The classroom component of most pharmacy tech programs consists of pharmacy law and ethics which introduces students to federal and state laws that govern the handling and dispensing of pharmaceuticals, as well as the code of ethics that applies to all pharmacists and pharmacy technicians. They would also learn medical and pharmaceutical terminology specific to each of the body systems and the different classifications of pharmaceuticals and their abbreviations. These comprehensive programs teach communication skills as well as insurance and inventory procedures to prepare students for a job that balances the handling of insurance company bureaucracy with person to person customer contact.

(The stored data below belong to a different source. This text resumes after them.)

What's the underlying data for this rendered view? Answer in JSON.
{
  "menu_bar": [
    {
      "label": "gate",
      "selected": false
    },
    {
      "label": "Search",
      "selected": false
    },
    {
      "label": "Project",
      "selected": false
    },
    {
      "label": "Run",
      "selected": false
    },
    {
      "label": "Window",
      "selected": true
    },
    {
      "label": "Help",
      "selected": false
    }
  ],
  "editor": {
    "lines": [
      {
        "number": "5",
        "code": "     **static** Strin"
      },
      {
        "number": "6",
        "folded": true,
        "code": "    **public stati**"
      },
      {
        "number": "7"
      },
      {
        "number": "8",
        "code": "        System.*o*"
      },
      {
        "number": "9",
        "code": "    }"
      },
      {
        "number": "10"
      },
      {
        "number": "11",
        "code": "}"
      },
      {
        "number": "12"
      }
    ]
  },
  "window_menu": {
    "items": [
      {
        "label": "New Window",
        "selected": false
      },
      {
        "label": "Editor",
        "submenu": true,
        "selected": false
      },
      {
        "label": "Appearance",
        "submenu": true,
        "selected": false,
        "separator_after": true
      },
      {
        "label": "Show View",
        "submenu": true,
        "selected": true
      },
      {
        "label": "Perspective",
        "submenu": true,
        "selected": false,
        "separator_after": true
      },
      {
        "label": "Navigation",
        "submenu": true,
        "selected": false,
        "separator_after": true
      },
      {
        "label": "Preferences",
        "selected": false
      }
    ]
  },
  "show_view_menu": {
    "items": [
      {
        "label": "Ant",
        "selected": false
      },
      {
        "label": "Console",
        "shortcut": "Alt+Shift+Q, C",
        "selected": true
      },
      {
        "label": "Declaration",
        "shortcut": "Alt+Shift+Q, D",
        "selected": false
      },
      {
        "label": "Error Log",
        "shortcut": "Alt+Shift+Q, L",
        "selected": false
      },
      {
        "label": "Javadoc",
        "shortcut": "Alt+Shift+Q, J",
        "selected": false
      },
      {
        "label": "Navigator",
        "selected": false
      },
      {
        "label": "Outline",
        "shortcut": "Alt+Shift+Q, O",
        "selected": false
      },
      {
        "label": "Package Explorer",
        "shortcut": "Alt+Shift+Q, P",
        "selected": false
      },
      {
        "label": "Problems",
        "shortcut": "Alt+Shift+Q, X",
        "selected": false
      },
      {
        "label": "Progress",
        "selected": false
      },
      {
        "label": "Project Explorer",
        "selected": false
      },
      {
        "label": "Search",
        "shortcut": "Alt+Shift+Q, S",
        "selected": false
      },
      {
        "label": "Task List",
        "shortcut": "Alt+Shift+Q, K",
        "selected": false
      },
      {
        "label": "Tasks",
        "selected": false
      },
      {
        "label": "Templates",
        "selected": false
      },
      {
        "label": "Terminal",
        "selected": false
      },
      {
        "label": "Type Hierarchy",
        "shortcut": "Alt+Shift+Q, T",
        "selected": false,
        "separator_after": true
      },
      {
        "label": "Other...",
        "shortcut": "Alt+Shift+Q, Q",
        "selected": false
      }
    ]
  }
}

Training in pharmaceutical calculations teaches the two most common international pharmaceutical systems of calculation and measurement: Roman and Arabic. This math-centered aspect of the program teaches ratios, percentages, metric measurements, and conversions all in the context of measuring dosages of pharmaceutical drugs. The calculations component of the training also deals with the flow-rate of drugs administered by IV.
Learn more about pharmacy technician certification.
Pharmacology is taught to provide a basic understanding of pharmaceutical classifications and the applied use of immunobiologic agents, anti-infectives, cardiovasculars, respiratory agents, hormones, and many, many other pharmaceutical agents.
What does the clinical component consist of?
The clinical portion of pharmacy tech programs is typically 40 hours in length and involves practice with handling pharmaceuticals, and the use of tools for measurement and accurate counting and dispensing of pills and capsules. The clinic is also where students learn IV admixture, aseptic technique, and compounding.
The clinical component deals with inventory control and order entry, as well as the delivery, stocking, and distribution of drugs. Students would learn how to visually identify certain drugs, and be trained in packaging techniques and pharmaceutical record-keeping. Programs will also introduce students to basic, but necessary skills, like cash register operation, computer entry, as well as phone skills.
Learn more about pharmacy technician career path.
Are internships or externships available for pharmacy techs?
Most common in the world of pharmacy are externships. These programs provide the same real-world on-the-job experience of internship programs, but are offered only for the experience and educational benefit since there is zero financial compensation. These externships are offered as the final component to many certificate programs and are indispensable to providing students with exposure to actual clinical practice. Externships are highly recommended by pharmacists and working pharmacy technicians. When determining which school to pursue a pharmacy technician program through, verify they offer an externship through a partnership with working pharmacies. Externships are considered job experience and can be listed as such on a resume. This gives a considerable advantage when submitting an application for employment.